Take a look through http://www.pricewatch.com/ sometime. Click through on one of those nice shiny low prices and then look at the prices of other products on the site that low-balled your first product. Not such a good deal anymore, huh?
I overheard my office-mate calling up the 800 number of a vendor with a web site which had incredible comparison information between the various brands he was interested in. He'd gone so far as to pick up the phone, and they still wanted to fax or e-mail him pricing, because they needed to be able to pester him later.
If price is the only consideration, then there's no incentive to share pricing information. So vendors aren't going to share freely.
Similarly, I've been looking at ways to automate my web logging activities. There are several long lists of stuff which I'm not interested in for the most part, but I can do keyword searching and some adaptive algorithms to pull out the entries I do want to know about, saving me time.
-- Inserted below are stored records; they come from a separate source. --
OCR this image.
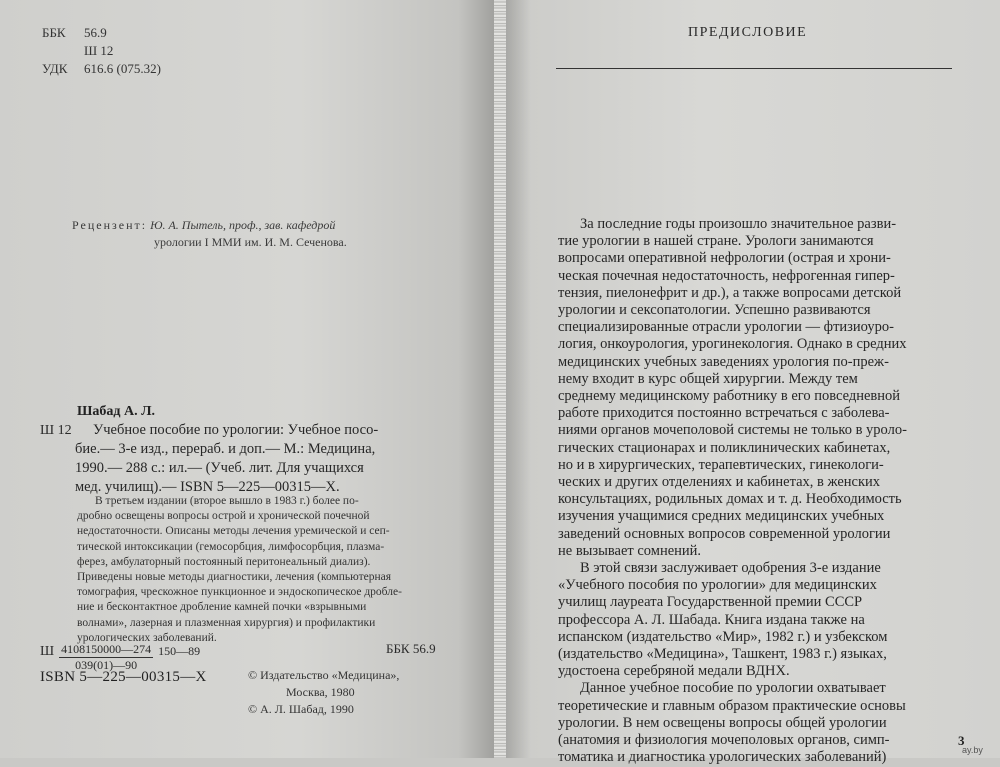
ББК 56.9
Ш 12
УДК 616.6 (075.32)
Рецензент: Ю. А. Пытель, проф., зав. кафедрой
урологии I ММИ им. И. М. Сеченова.
Шабад А. Л.
Ш 12 Учебное пособие по урологии: Учебное посо-
бие.— 3-е изд., перераб. и доп.— М.: Медицина,
1990.— 288 с.: ил.— (Учеб. лит. Для учащихся
мед. училищ).— ISBN 5—225—00315—X.
В третьем издании (второе вышло в 1983 г.) более по-
дробно освещены вопросы острой и хронической почечной
недостаточности. Описаны методы лечения уремической и сеп-
тической интоксикации (гемосорбция, лимфосорбция, плазма-
ферез, амбулаторный постоянный перитонеальный диализ).
Приведены новые методы диагностики, лечения (компьютерная
томография, чрескожное пункционное и эндоскопическое дробле-
ние и бесконтактное дробление камней почки «взрывными
волнами», лазерная и плазменная хирургия) и профилактики
урологических заболеваний.
Ш $\frac{4108150000—274}{039(01)—90}$ 150—89	ББК 56.9
ISBN 5—225—00315—X	© Издательство «Медицина»,
Москва, 1980
© А. Л. Шабад, 1990
ПРЕДИСЛОВИЕ
За последние годы произошло значительное разви-
тие урологии в нашей стране. Урологи занимаются
вопросами оперативной нефрологии (острая и хрони-
ческая почечная недостаточность, нефрогенная гипер-
тензия, пиелонефрит и др.), а также вопросами детской
урологии и сексопатологии. Успешно развиваются
специализированные отрасли урологии — фтизиоуро-
логия, онкоурология, урогинекология. Однако в средних
медицинских учебных заведениях урология по-преж-
нему входит в курс общей хирургии. Между тем
среднему медицинскому работнику в его повседневной
работе приходится постоянно встречаться с заболева-
ниями органов мочеполовой системы не только в уроло-
гических стационарах и поликлинических кабинетах,
но и в хирургических, терапевтических, гинекологи-
ческих и других отделениях и кабинетах, в женских
консультациях, родильных домах и т. д. Необходимость
изучения учащимися средних медицинских учебных
заведений основных вопросов современной урологии
не вызывает сомнений.
В этой связи заслуживает одобрения 3-е издание
«Учебного пособия по урологии» для медицинских
училищ лауреата Государственной премии СССР
профессора А. Л. Шабада. Книга издана также на
испанском (издательство «Мир», 1982 г.) и узбекском
(издательство «Медицина», Ташкент, 1983 г.) языках,
удостоена серебряной медали ВДНХ.
Данное учебное пособие по урологии охватывает
теоретические и главным образом практические основы
урологии. В нем освещены вопросы общей урологии
(анатомия и физиология мочеполовых органов, симп-
томатика и диагностика урологических заболеваний)
3
ay.by
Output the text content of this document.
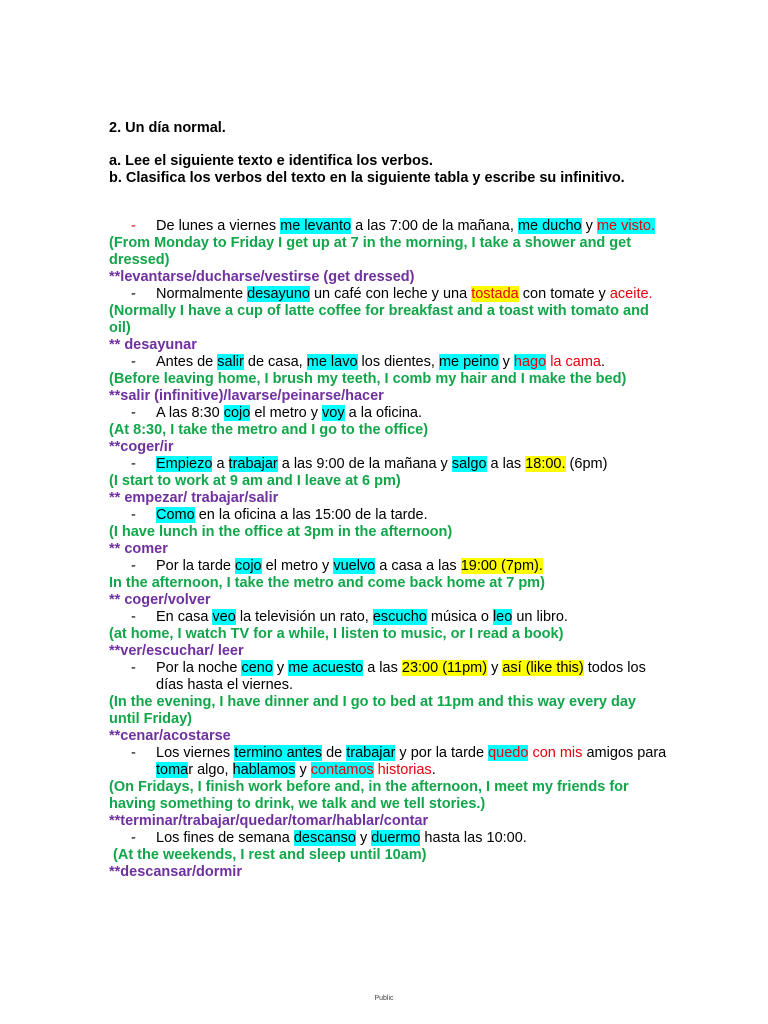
2. Un día normal.

a. Lee el siguiente texto e identifica los verbos.

b. Clasifica los verbos del texto en la siguiente tabla y escribe su infinitivo.

- De lunes a viernes me levanto a las 7:00 de la mañana, me ducho y me visto.
(From Monday to Friday I get up at 7 in the morning, I take a shower and get dressed)
**levantarse/ducharse/vestirse (get dressed)
- Normalmente desayuno un café con leche y una tostada con tomate y aceite.
(Normally I have a cup of latte coffee for breakfast and a toast with tomato and oil)
** desayunar
- Antes de salir de casa, me lavo los dientes, me peino y hago la cama.
(Before leaving home, I brush my teeth, I comb my hair and I make the bed)
**salir (infinitive)/lavarse/peinarse/hacer
- A las 8:30 cojo el metro y voy a la oficina.
(At 8:30, I take the metro and I go to the office)
**coger/ir
- Empiezo a trabajar a las 9:00 de la mañana y salgo a las 18:00. (6pm)
(I start to work at 9 am and I leave at 6 pm)
** empezar/ trabajar/salir
- Como en la oficina a las 15:00 de la tarde.
(I have lunch in the office at 3pm in the afternoon)
** comer
- Por la tarde cojo el metro y vuelvo a casa a las 19:00 (7pm).
In the afternoon, I take the metro and come back home at 7 pm)
** coger/volver
- En casa veo la televisión un rato, escucho música o leo un libro.
(at home, I watch TV for a while, I listen to music, or I read a book)
**ver/escuchar/ leer
- Por la noche ceno y me acuesto a las 23:00 (11pm) y así (like this) todos los días hasta el viernes.
(In the evening, I have dinner and I go to bed at 11pm and this way every day until Friday)
**cenar/acostarse
- Los viernes termino antes de trabajar y por la tarde quedo con mis amigos para tomar algo, hablamos y contamos historias.
(On Fridays, I finish work before and, in the afternoon, I meet my friends for having something to drink, we talk and we tell stories.)
**terminar/trabajar/quedar/tomar/hablar/contar
- Los fines de semana descanso y duermo hasta las 10:00.
(At the weekends, I rest and sleep until 10am)
**descansar/dormir
Public
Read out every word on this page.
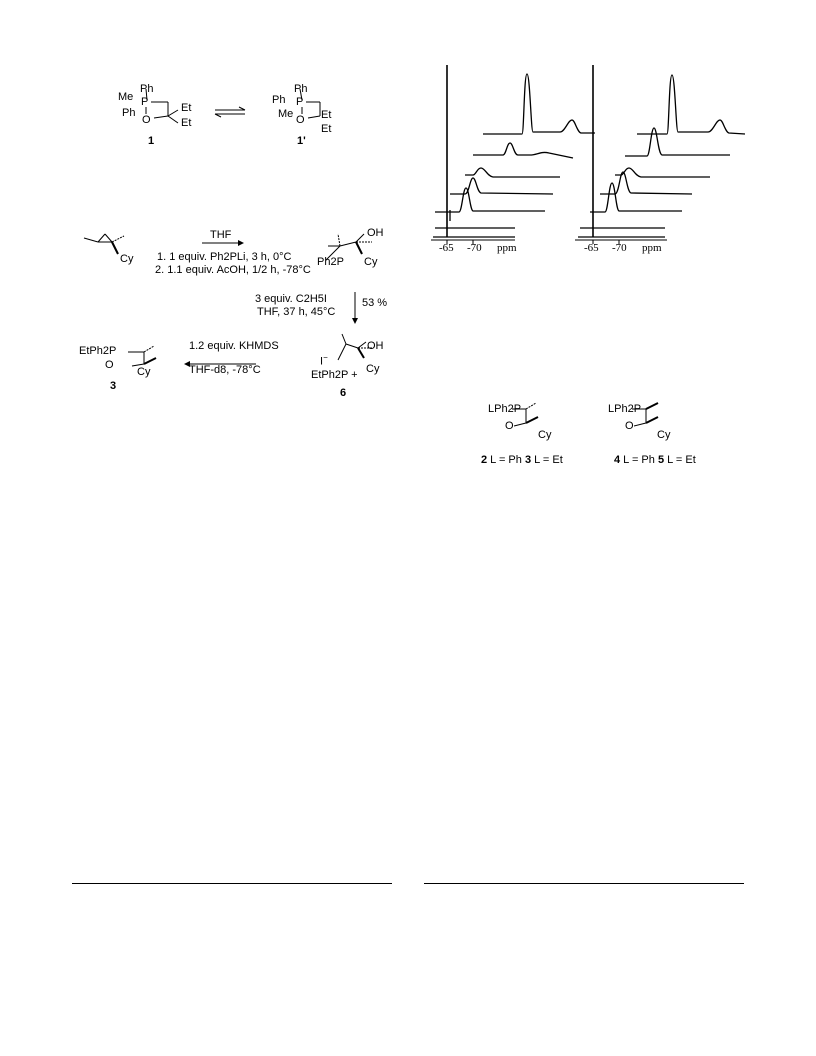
Ph
Me P
Ph
O
Et
Et
1
Ph
Ph P
Me O Et
Et
1'
Cy
THF
1. 1 equiv. Ph2PLi, 3 h, 0°C
2. 1.1 equiv. AcOH, 1/2 h, -78°C
OH
Ph2P Cy
3 equiv. C2H5I
THF, 37 h, 45°C
53 %
I−
OH
EtPh2P + Cy
6
1.2 equiv. KHMDS
THF-d8, -78°C
EtPh2P
O
Cy
3
-65 -70 ppm	-65 -70 ppm
LPh2P
O
Cy
2 L = Ph 3 L = Et
LPh2P
O
Cy
4 L = Ph 5 L = Et
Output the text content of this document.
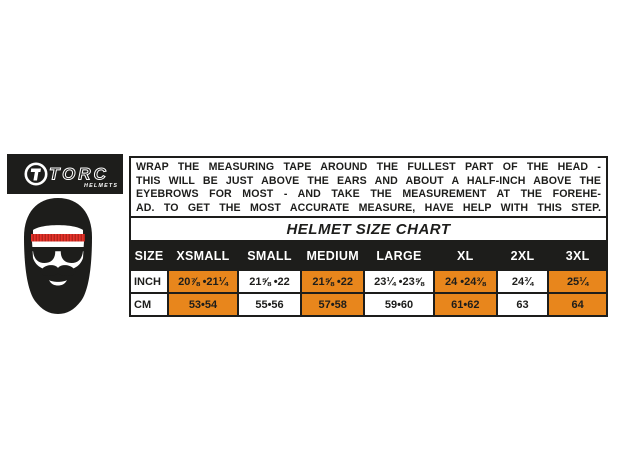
TORC
HELMETS
WRAP THE MEASURING TAPE AROUND THE FULLEST PART OF THE HEAD -
THIS WILL BE JUST ABOVE THE EARS AND ABOUT A HALF-INCH ABOVE THE
EYEBROWS FOR MOST - AND TAKE THE MEASUREMENT AT THE FOREHE-
AD. TO GET THE MOST ACCURATE MEASURE, HAVE HELP WITH THIS STEP.
HELMET SIZE CHART							
SIZE	XSMALL	SMALL	MEDIUM	LARGE	XL	2XL	3XL
INCH	20⅞ •21¼	21⅝ •22	21⅝ •22	23¼ •23⅝	24 •24⅜	24¾	25¼
CM	53•54	55•56	57•58	59•60	61•62	63	64
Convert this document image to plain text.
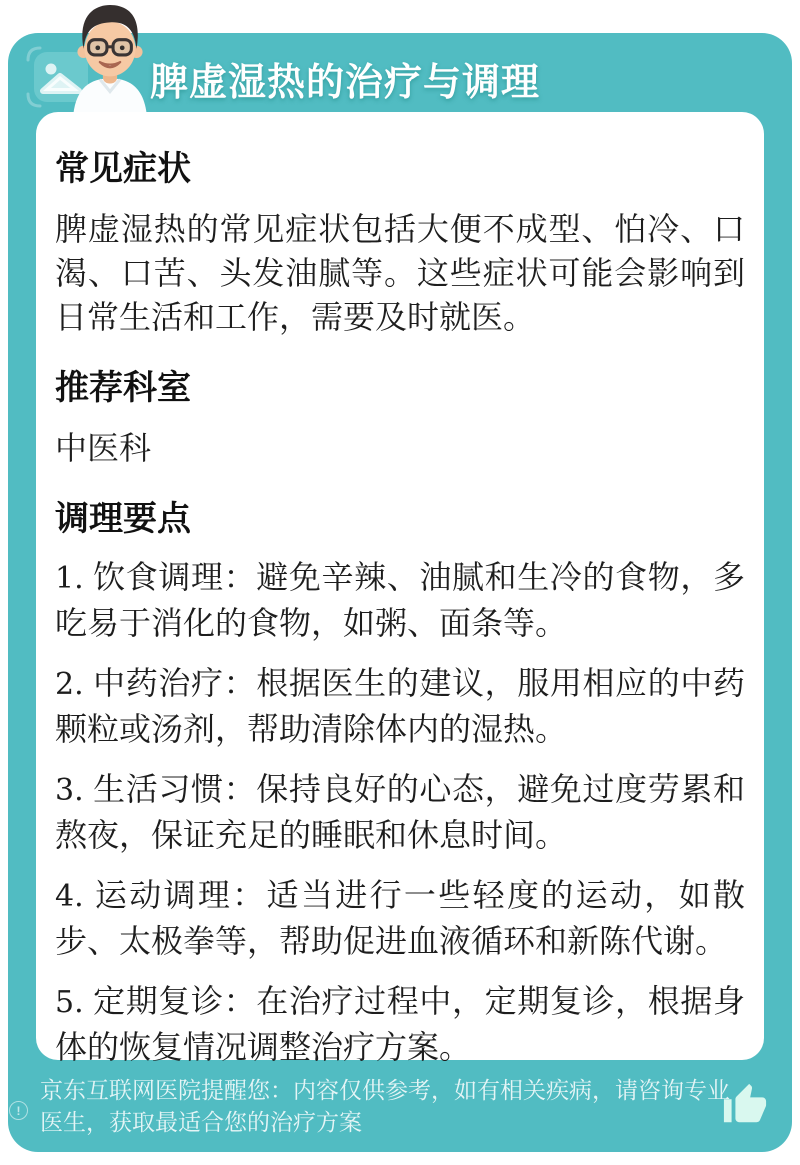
脾虚湿热的治疗与调理
常见症状

脾虚湿热的常见症状包括大便不成型、怕冷、口渴、口苦、头发油腻等。这些症状可能会影响到日常生活和工作，需要及时就医。

推荐科室

中医科

调理要点

1. 饮食调理：避免辛辣、油腻和生冷的食物，多吃易于消化的食物，如粥、面条等。

2. 中药治疗：根据医生的建议，服用相应的中药颗粒或汤剂，帮助清除体内的湿热。

3. 生活习惯：保持良好的心态，避免过度劳累和熬夜，保证充足的睡眠和休息时间。

4. 运动调理：适当进行一些轻度的运动，如散步、太极拳等，帮助促进血液循环和新陈代谢。

5. 定期复诊：在治疗过程中，定期复诊，根据身体的恢复情况调整治疗方案。

!
京东互联网医院提醒您：内容仅供参考，如有相关疾病，请咨询专业医生，获取最适合您的治疗方案
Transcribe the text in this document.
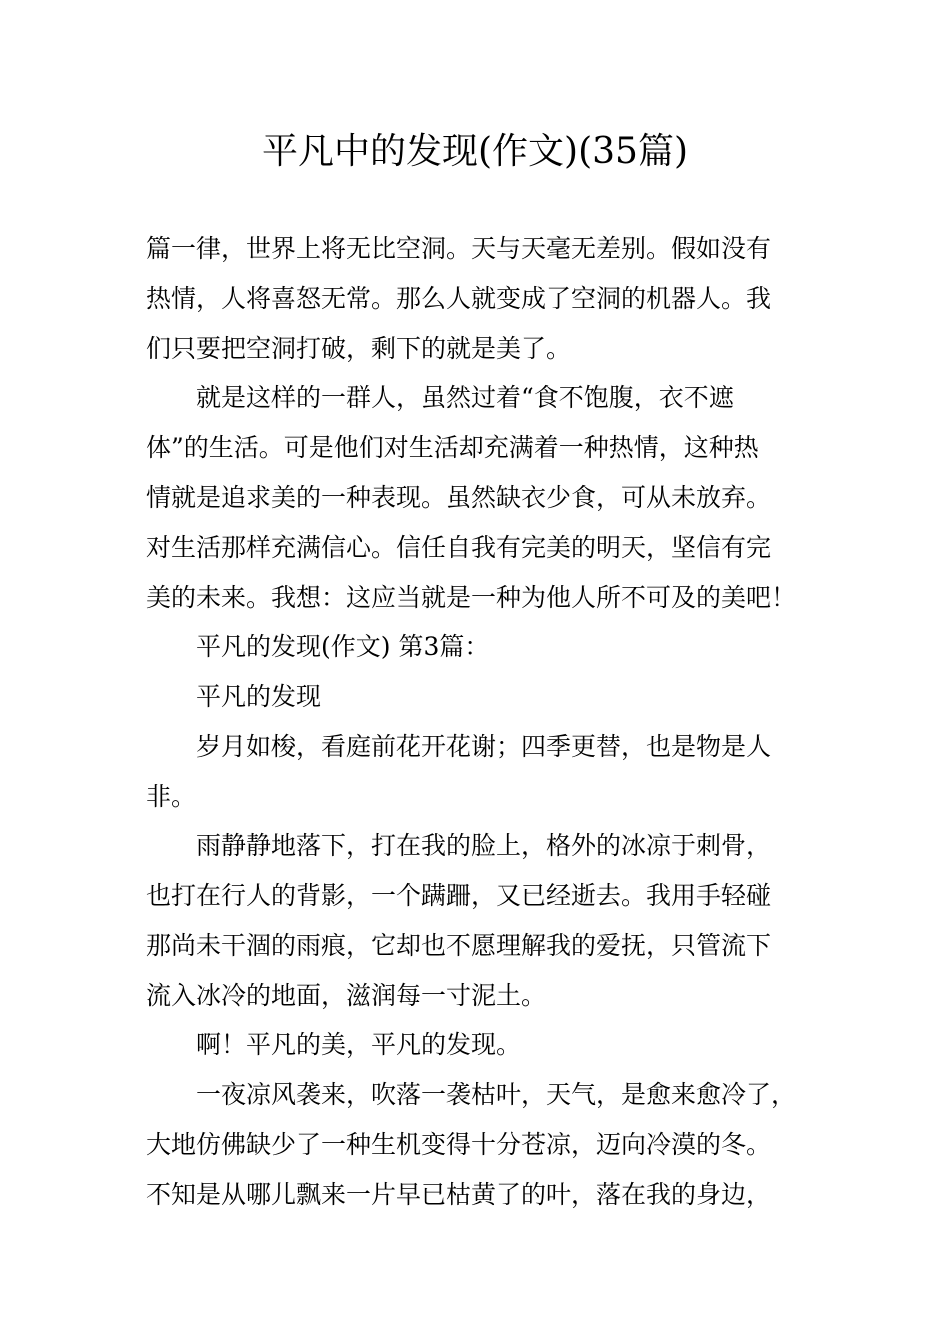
平凡中的发现(作文)(35篇)
篇一律，世界上将无比空洞。天与天毫无差别。假如没有
热情，人将喜怒无常。那么人就变成了空洞的机器人。我
们只要把空洞打破，剩下的就是美了。
就是这样的一群人，虽然过着“食不饱腹，衣不遮
体”的生活。可是他们对生活却充满着一种热情，这种热
情就是追求美的一种表现。虽然缺衣少食，可从未放弃。
对生活那样充满信心。信任自我有完美的明天，坚信有完
美的未来。我想：这应当就是一种为他人所不可及的美吧！
平凡的发现(作文) 第3篇：
平凡的发现
岁月如梭，看庭前花开花谢；四季更替，也是物是人
非。
雨静静地落下，打在我的脸上，格外的冰凉于刺骨，
也打在行人的背影，一个蹒跚，又已经逝去。我用手轻碰
那尚未干涸的雨痕，它却也不愿理解我的爱抚，只管流下
流入冰冷的地面，滋润每一寸泥土。
啊！平凡的美，平凡的发现。
一夜凉风袭来，吹落一袭枯叶，天气，是愈来愈冷了，
大地仿佛缺少了一种生机变得十分苍凉，迈向冷漠的冬。
不知是从哪儿飘来一片早已枯黄了的叶，落在我的身边，
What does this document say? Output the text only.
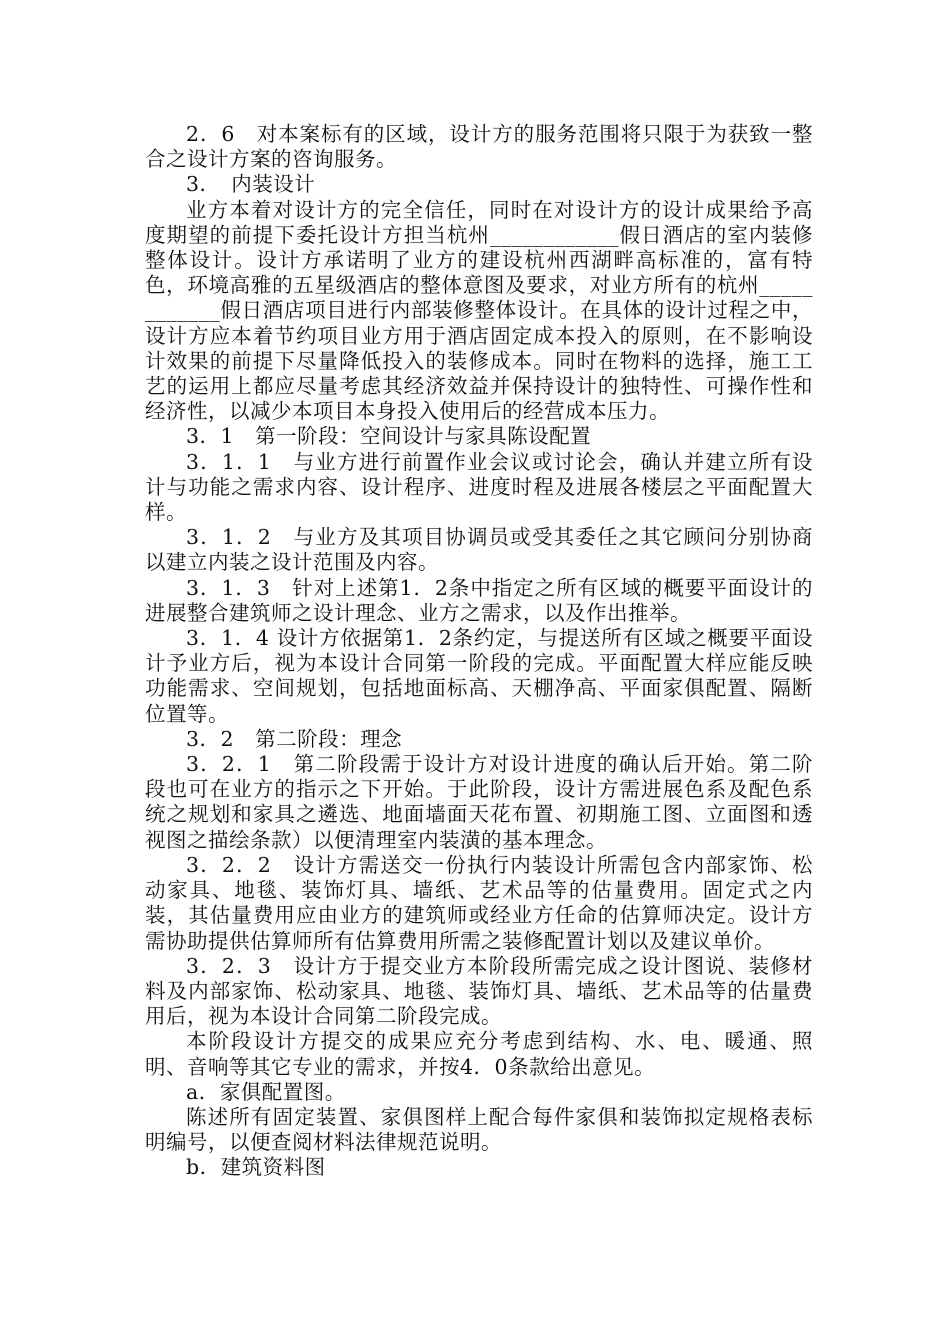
2．6　对本案标有的区域，设计方的服务范围将只限于为获致一整合之设计方案的咨询服务。

3．　内装设计

业方本着对设计方的完全信任，同时在对设计方的设计成果给予高度期望的前提下委托设计方担当杭州____________假日酒店的室内装修整体设计。设计方承诺明了业方的建设杭州西湖畔高标准的，富有特色，环境高雅的五星级酒店的整体意图及要求，对业方所有的杭州____________假日酒店项目进行内部装修整体设计。在具体的设计过程之中，设计方应本着节约项目业方用于酒店固定成本投入的原则，在不影响设计效果的前提下尽量降低投入的装修成本。同时在物料的选择，施工工艺的运用上都应尽量考虑其经济效益并保持设计的独特性、可操作性和经济性，以减少本项目本身投入使用后的经营成本压力。

3．1　第一阶段：空间设计与家具陈设配置

3．1．1　与业方进行前置作业会议或讨论会，确认并建立所有设计与功能之需求内容、设计程序、进度时程及进展各楼层之平面配置大样。

3．1．2　与业方及其项目协调员或受其委任之其它顾问分别协商以建立内装之设计范围及内容。

3．1．3　针对上述第1．2条中指定之所有区域的概要平面设计的进展整合建筑师之设计理念、业方之需求，以及作出推举。

3．1．4 设计方依据第1．2条约定，与提送所有区域之概要平面设计予业方后，视为本设计合同第一阶段的完成。平面配置大样应能反映功能需求、空间规划，包括地面标高、天棚净高、平面家俱配置、隔断位置等。

3．2　第二阶段：理念

3．2．1　第二阶段需于设计方对设计进度的确认后开始。第二阶段也可在业方的指示之下开始。于此阶段，设计方需进展色系及配色系统之规划和家具之遴选、地面墙面天花布置、初期施工图、立面图和透视图之描绘条款）以便清理室内装潢的基本理念。

3．2．2　设计方需送交一份执行内装设计所需包含内部家饰、松动家具、地毯、装饰灯具、墙纸、艺术品等的估量费用。固定式之内装，其估量费用应由业方的建筑师或经业方任命的估算师决定。设计方需协助提供估算师所有估算费用所需之装修配置计划以及建议单价。

3．2．3　设计方于提交业方本阶段所需完成之设计图说、装修材料及内部家饰、松动家具、地毯、装饰灯具、墙纸、艺术品等的估量费用后，视为本设计合同第二阶段完成。

本阶段设计方提交的成果应充分考虑到结构、水、电、暖通、照明、音响等其它专业的需求，并按4．0条款给出意见。

a．家俱配置图。

陈述所有固定装置、家俱图样上配合每件家俱和装饰拟定规格表标明编号，以便查阅材料法律规范说明。

b．建筑资料图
When I pull out this information, it's easier for me to throw away the advertising on which the publisher depends for income.
You think they're going to voluntarily toss away the advertising? Hell no, they're going to obfuscate that HTML as much as they can to make it as hard as possible to machine read it.
Nobody, except perhaps a few glory hounds and academics, have any incentive to share information. If they could get away with it, everyone would publish in PDF or Flash. If you can't get a human to invest their time reading it you can't extract or impart the information necessary to make money with it.
In Literary Machines Ted Nelson said that payment was an essential part of any hypertext publishing network. The web is a perfect example of why that's true, and until we get such an economic structure in place we're doomed to more flash and less substance.